Events from the BCs in Canada.

==Events==

- c. 16,500: Prehistoric hunters (Paleo-Indians) migrate from Asia across the Bering strait land bridge to settle
- 8000 BC: Ice age ending. Rising waters cover Bering land bridge.
- 5200 BC: The Stó:lō people are living alongside the Fraser River near what is now Mission, B.C. (Some say they may have been as early as 9000 BC)
- 5000 BC: Native peoples have spread into what is now Northern Ontario and South-eastern Quebec.
- c. 3500 BC: In Canada's south-west Yukon, the beaver tooth gouge comes into use. It becomes an important tool for woodworking in the subarctic area.
- c. 2700 BC: Copper implements and ornaments are fashioned by the "Old Copper" culture of Wisconsin from ore found in the area around Lake Superior.
- 2000 BC: Inuit peoples begin to move into what is now the Northwest Territories.
- c. 1900 BC: The Red Paint People, who live on the banks of Maine's Penobscot River, spread red ochre over their dead and their grave offerings.
- c. 1600 BC: In Illinois, Wisconsin, Ohio, Indiana, Michigan, and Ontario, the glacial Kame peoples use the gravel ridges formed by melting glaciers for burial sites.
- c. 1400 BC: At a cemetery near Port aux Choix in Newfoundland, treasured and useful articles, as well as carved images of animals and birds, are buried with the dead.
- c. 1100 BC: Woodland hunters in eastern North America depended on the canoe in their search for game. River travel gives them access to new forest areas.
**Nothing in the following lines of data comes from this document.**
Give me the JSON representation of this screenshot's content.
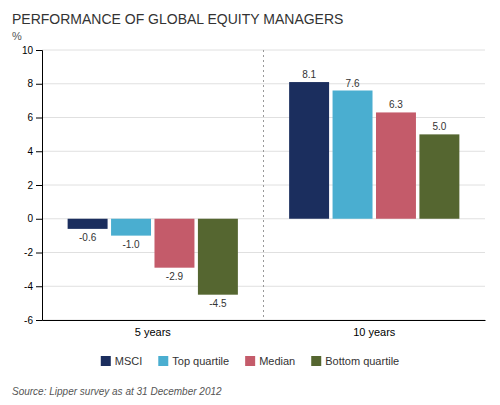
{
  "chart_data": {
    "type": "bar",
    "title": "PERFORMANCE OF GLOBAL EQUITY MANAGERS",
    "ylabel": "%",
    "categories": [
      "5 years",
      "10 years"
    ],
    "series": [
      {
        "name": "MSCI",
        "color": "#1b2e5e",
        "values": [
          -0.6,
          8.1
        ],
        "value_labels": [
          "-0.6",
          "8.1"
        ]
      },
      {
        "name": "Top quartile",
        "color": "#4aaed0",
        "values": [
          -1.0,
          7.6
        ],
        "value_labels": [
          "-1.0",
          "7.6"
        ]
      },
      {
        "name": "Median",
        "color": "#c45b6a",
        "values": [
          -2.9,
          6.3
        ],
        "value_labels": [
          "-2.9",
          "6.3"
        ]
      },
      {
        "name": "Bottom quartile",
        "color": "#556630",
        "values": [
          -4.5,
          5.0
        ],
        "value_labels": [
          "-4.5",
          "5.0"
        ]
      }
    ],
    "ylim": [
      -6,
      10
    ],
    "yticks": [
      -6,
      -4,
      -2,
      0,
      2,
      4,
      6,
      8,
      10
    ],
    "grid": true,
    "legend": "bottom",
    "data_labels": true,
    "annotations": [
      "Source: Lipper survey as at 31 December 2012"
    ]
  }
}
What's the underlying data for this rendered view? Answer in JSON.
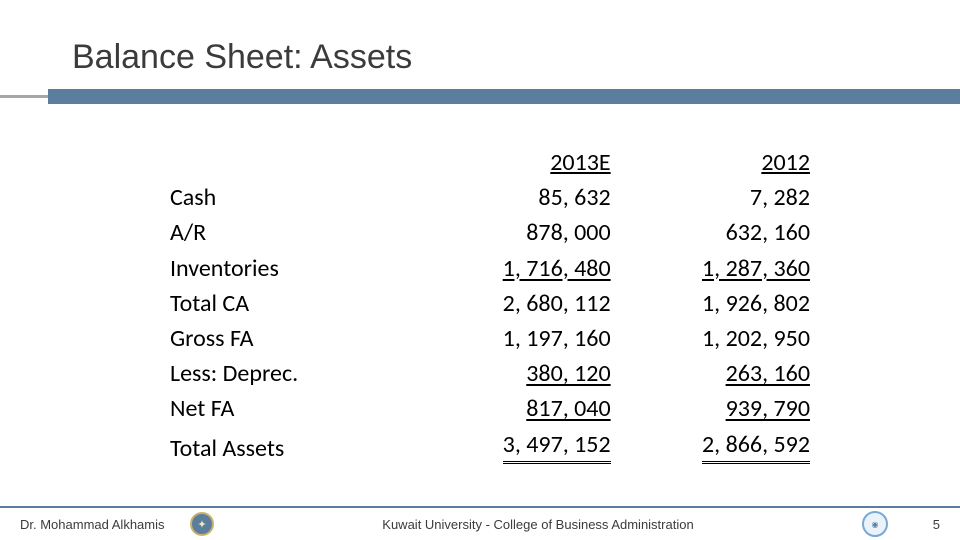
{
  "title": "Balance Sheet: Assets",
  "table": {
    "headers": {
      "col1": "2013E",
      "col2": "2012"
    },
    "rows": [
      {
        "label": "Cash",
        "indent": false,
        "v1": "85, 632",
        "v2": "7, 282",
        "u1": "none",
        "u2": "none"
      },
      {
        "label": "A/R",
        "indent": false,
        "v1": "878, 000",
        "v2": "632, 160",
        "u1": "none",
        "u2": "none"
      },
      {
        "label": "Inventories",
        "indent": false,
        "v1": "1, 716, 480",
        "v2": "1, 287, 360",
        "u1": "single",
        "u2": "single"
      },
      {
        "label": "Total CA",
        "indent": true,
        "v1": "2, 680, 112",
        "v2": "1, 926, 802",
        "u1": "none",
        "u2": "none"
      },
      {
        "label": "Gross FA",
        "indent": false,
        "v1": "1, 197, 160",
        "v2": "1, 202, 950",
        "u1": "none",
        "u2": "none"
      },
      {
        "label": "Less: Deprec.",
        "indent": false,
        "v1": "380, 120",
        "v2": "263, 160",
        "u1": "single",
        "u2": "single"
      },
      {
        "label": "Net FA",
        "indent": true,
        "v1": "817, 040",
        "v2": "939, 790",
        "u1": "single",
        "u2": "single"
      },
      {
        "label": "Total Assets",
        "indent": false,
        "v1": "3, 497, 152",
        "v2": "2, 866, 592",
        "u1": "double",
        "u2": "double"
      }
    ]
  },
  "footer": {
    "author": "Dr. Mohammad Alkhamis",
    "center": "Kuwait University - College of Business Administration",
    "page": "5"
  },
  "colors": {
    "rule_blue": "#5b7e9e",
    "rule_grey": "#a6a6a6"
  }
}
- c. 1000 BC: The Woodland tradition of eastern North America begins. This tradition is characterized by burial mounds and elaborate earthworks.
- c. 700 BC: The civilization at Poverty Point, Louisiana, is at its peak, importing materials from as far away as the Great Lakes and Appalachian Mountains areas.
- c. 500 BC: North-west Coast native peoples begin to flourish.